I encoded a bunch of rare stuff, like the 1994 Hack Attack documentary that was on Discovery. I collect this kind of stuff. News clips, whatever else. Also some people gave me a few new things at the con as well. Emanuel hooked me up with all the content for H2K2 which was on the system for instant playback as well.
We did the LED sign to show was was playing in the movie room. The goal was to fully automate it, but upon arrival it turned out that there was a huge stack of videos from other people so the automation for the video room wasn't really used. I think we made an interface to update the LED sign though (it was originally setup in that the sign followed what was playing, and what was playing could be driven by a list).
I made custom boxes that were deep enough to handle 23" rackmount servers. I also brought some other equipment I had which people asked for but I don't think it was used (feedback eliminators and compressor limiters). We had issues with the encoders that year, as the Linux support for the units was a little iffy. Ended up using Windows 2000, then netcatting the data to the FreeBSD machines on 2nd.
Box building is pre con, when I made my little flight cases for the event.
Prep at home was encoding VHS and Beta tapes, and trying to get everything working in terms of catalogging the data.
Wed night hotel prep... Stuff wasn't exactly ready, so once we got to NYC we continued to hammed stuff out.
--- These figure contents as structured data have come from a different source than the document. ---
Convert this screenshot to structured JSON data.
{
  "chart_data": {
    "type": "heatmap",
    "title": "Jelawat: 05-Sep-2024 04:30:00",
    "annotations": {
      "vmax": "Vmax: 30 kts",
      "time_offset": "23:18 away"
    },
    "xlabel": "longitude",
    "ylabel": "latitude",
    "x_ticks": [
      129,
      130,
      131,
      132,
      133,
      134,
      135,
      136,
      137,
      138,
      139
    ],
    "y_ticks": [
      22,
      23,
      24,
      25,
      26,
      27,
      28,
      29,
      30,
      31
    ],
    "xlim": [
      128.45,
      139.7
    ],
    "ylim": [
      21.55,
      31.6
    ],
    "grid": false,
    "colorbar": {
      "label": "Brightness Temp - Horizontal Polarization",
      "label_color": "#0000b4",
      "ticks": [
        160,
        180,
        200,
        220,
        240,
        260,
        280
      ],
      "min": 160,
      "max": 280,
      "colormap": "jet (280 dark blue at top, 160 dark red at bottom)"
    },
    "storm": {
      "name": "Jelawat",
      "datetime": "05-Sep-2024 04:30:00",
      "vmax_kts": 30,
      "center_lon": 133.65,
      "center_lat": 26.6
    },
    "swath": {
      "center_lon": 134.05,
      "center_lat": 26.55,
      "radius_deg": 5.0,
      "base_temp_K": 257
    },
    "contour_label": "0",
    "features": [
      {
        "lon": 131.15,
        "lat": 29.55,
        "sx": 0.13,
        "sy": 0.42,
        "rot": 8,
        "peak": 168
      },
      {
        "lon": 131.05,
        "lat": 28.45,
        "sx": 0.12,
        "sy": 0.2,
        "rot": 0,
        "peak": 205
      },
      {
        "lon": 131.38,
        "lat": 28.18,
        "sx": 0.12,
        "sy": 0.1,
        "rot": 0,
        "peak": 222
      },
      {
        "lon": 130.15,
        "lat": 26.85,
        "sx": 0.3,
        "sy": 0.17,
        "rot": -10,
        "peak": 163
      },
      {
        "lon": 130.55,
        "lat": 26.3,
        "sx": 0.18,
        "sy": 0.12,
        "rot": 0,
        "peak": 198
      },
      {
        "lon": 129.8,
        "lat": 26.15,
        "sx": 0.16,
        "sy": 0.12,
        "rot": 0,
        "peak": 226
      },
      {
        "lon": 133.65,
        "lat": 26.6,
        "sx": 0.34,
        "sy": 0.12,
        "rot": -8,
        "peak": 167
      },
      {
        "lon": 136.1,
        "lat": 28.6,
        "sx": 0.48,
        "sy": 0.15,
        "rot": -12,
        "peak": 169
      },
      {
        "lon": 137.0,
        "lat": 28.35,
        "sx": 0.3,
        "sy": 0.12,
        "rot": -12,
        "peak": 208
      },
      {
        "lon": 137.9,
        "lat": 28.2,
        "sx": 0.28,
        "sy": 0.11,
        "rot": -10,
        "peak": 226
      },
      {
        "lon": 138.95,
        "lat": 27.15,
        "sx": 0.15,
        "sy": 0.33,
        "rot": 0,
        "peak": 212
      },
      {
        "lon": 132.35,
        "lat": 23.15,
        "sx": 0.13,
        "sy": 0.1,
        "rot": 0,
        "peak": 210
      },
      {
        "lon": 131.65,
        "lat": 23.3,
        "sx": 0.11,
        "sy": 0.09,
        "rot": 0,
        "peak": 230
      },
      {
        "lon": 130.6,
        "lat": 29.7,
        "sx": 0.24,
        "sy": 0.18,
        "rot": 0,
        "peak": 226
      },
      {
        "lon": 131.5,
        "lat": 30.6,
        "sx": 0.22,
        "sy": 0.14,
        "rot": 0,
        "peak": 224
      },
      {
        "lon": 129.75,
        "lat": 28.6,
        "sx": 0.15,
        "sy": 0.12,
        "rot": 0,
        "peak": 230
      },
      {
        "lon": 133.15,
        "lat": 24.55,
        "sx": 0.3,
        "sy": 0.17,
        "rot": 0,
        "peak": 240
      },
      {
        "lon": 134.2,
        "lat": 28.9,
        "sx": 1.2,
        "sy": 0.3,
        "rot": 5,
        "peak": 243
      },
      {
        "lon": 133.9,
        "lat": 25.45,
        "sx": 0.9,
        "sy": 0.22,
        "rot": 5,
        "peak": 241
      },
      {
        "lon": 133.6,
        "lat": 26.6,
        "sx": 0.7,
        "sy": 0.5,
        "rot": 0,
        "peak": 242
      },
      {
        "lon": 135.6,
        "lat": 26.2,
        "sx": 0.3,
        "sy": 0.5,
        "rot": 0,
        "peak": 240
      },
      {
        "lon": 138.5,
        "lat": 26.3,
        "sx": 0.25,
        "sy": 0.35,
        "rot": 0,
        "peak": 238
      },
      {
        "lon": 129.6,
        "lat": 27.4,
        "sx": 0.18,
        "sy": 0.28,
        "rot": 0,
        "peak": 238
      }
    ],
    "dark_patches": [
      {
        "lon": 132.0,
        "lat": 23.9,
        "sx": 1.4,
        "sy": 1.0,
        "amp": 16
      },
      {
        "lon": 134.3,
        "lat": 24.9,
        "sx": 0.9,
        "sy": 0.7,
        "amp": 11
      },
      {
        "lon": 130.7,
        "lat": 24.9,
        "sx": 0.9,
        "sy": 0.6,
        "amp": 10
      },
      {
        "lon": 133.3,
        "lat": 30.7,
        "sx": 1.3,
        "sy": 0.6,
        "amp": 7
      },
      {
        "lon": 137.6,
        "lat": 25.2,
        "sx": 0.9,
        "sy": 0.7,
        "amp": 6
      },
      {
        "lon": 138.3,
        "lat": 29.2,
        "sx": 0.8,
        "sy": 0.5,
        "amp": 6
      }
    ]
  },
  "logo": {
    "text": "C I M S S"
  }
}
Thursday we got up and started to deploy... but the network wasn't ready IIRC, and perhaps cat5 shortage ment we didn't really start to hammer stuff out until like 8pm... which ment we never actually went to bed Thursday night. Friday morning though things were working a bit better.
The long cable run to the LED signboard prooved problematic as well. When it was time for the 6th hope, those signboards had ethernet to serial adaptors on them so no long RS232 hauls were used.